Healthier Salt Substitutes

The two most prominent dietary risks for death and disability in the world are not eating enough fruit and eating too much salt, as I discuss inmy video Shaking the Salt Habit. Eating too little fruit kills nearly five million people every year, and eating too much salt kills four million.

Instead of salt, flavour your meals with lots of herbs and spices.

There are three things we can do to lower our salt intake. First, don’t add salt at the table. Many of us add salt to our food before even tasting it! Second, stop adding salt while you’re cooking.
At first, the food may taste bland, but within two to four weeks (believe it or not) you may actually prefer the taste of food with less salt. Instead of salt, flavour your meals with lots of herbs and spices. But even if you add salt while cooking, it’s probably better than eating out; most restaurants tend to pile it on. And, finally, avoid processed foods with salt added.

If you do buy processed foods, there are two tricks you can use.
First, try to only buy foods with fewer milligrams of sodium listed on the label than there are grams in the serving size. So, if it’s a 100-gram serving size, it should have less than 100 mg of sodium. Or, second, shoot for fewer milligrams of sodium than there are calories. For example, if the sodium is listed as 720 and calories are 260, since 720 is greater than 260, the product has too much sodium.

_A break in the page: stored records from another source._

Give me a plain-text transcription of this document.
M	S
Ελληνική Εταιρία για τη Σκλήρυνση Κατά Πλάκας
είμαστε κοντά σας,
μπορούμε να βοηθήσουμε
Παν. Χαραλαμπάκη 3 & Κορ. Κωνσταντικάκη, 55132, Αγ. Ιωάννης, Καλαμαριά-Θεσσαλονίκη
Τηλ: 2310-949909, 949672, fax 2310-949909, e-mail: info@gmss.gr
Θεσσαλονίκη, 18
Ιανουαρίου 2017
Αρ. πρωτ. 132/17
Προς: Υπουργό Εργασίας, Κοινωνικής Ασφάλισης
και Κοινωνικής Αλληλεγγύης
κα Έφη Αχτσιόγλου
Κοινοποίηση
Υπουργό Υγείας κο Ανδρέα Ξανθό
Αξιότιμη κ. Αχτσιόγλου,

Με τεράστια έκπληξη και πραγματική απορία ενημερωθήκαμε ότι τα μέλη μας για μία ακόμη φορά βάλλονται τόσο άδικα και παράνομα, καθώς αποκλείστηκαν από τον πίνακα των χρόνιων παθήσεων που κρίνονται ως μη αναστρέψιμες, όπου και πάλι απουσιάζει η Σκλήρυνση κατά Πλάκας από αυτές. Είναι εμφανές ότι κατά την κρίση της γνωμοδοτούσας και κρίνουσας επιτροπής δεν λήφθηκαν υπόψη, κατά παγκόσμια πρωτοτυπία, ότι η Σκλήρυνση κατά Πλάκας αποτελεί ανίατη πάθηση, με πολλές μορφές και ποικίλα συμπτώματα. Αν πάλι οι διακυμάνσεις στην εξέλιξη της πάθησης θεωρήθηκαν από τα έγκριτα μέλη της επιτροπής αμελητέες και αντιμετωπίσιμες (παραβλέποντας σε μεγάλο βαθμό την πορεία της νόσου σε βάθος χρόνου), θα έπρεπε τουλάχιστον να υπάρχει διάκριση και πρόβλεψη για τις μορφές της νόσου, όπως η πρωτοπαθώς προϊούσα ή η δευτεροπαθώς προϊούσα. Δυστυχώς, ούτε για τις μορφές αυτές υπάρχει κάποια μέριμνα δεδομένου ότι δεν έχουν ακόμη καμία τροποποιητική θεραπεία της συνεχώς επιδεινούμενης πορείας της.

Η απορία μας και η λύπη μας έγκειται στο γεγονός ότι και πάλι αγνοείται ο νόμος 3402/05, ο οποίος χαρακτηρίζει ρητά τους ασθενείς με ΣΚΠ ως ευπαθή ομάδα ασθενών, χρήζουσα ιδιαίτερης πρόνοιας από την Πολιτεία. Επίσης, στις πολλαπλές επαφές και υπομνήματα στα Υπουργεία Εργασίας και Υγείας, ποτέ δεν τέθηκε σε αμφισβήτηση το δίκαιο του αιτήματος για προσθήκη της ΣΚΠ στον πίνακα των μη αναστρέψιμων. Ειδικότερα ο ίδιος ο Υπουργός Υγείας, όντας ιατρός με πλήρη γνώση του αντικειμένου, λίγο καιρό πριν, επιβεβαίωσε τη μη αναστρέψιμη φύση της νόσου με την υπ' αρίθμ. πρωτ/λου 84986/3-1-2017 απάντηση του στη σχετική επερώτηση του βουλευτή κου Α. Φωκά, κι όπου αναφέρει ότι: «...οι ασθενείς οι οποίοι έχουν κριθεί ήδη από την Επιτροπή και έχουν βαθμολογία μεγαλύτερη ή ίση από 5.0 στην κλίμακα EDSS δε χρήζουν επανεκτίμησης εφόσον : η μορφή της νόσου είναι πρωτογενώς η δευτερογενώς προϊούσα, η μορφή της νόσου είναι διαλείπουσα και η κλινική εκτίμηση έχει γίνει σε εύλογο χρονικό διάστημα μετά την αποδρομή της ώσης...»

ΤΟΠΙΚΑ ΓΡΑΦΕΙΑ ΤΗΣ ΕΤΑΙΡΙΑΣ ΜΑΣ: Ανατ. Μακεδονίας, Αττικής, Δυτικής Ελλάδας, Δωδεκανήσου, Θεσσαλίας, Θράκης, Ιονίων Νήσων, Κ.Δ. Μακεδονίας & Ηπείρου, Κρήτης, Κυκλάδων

That’s a trick I learned from Jeff Novick, one of my favorite dieticians of all time. The reason it works is that most people get about 2,200 caloriesa day. So, if everything you ate had more calories than sodium, you’d at least get under 2,300 milligrams of sodium, which is the upper limit for healthy people under age 50. Of course, the healthiest foods have no labels at all. You should try to buy as much fresh food as possible because it is almost impossible to come up with a diet consisting of unprocessed natural foodstuffs that exceeds the strict American Heart Association guidelines for sodium reduction.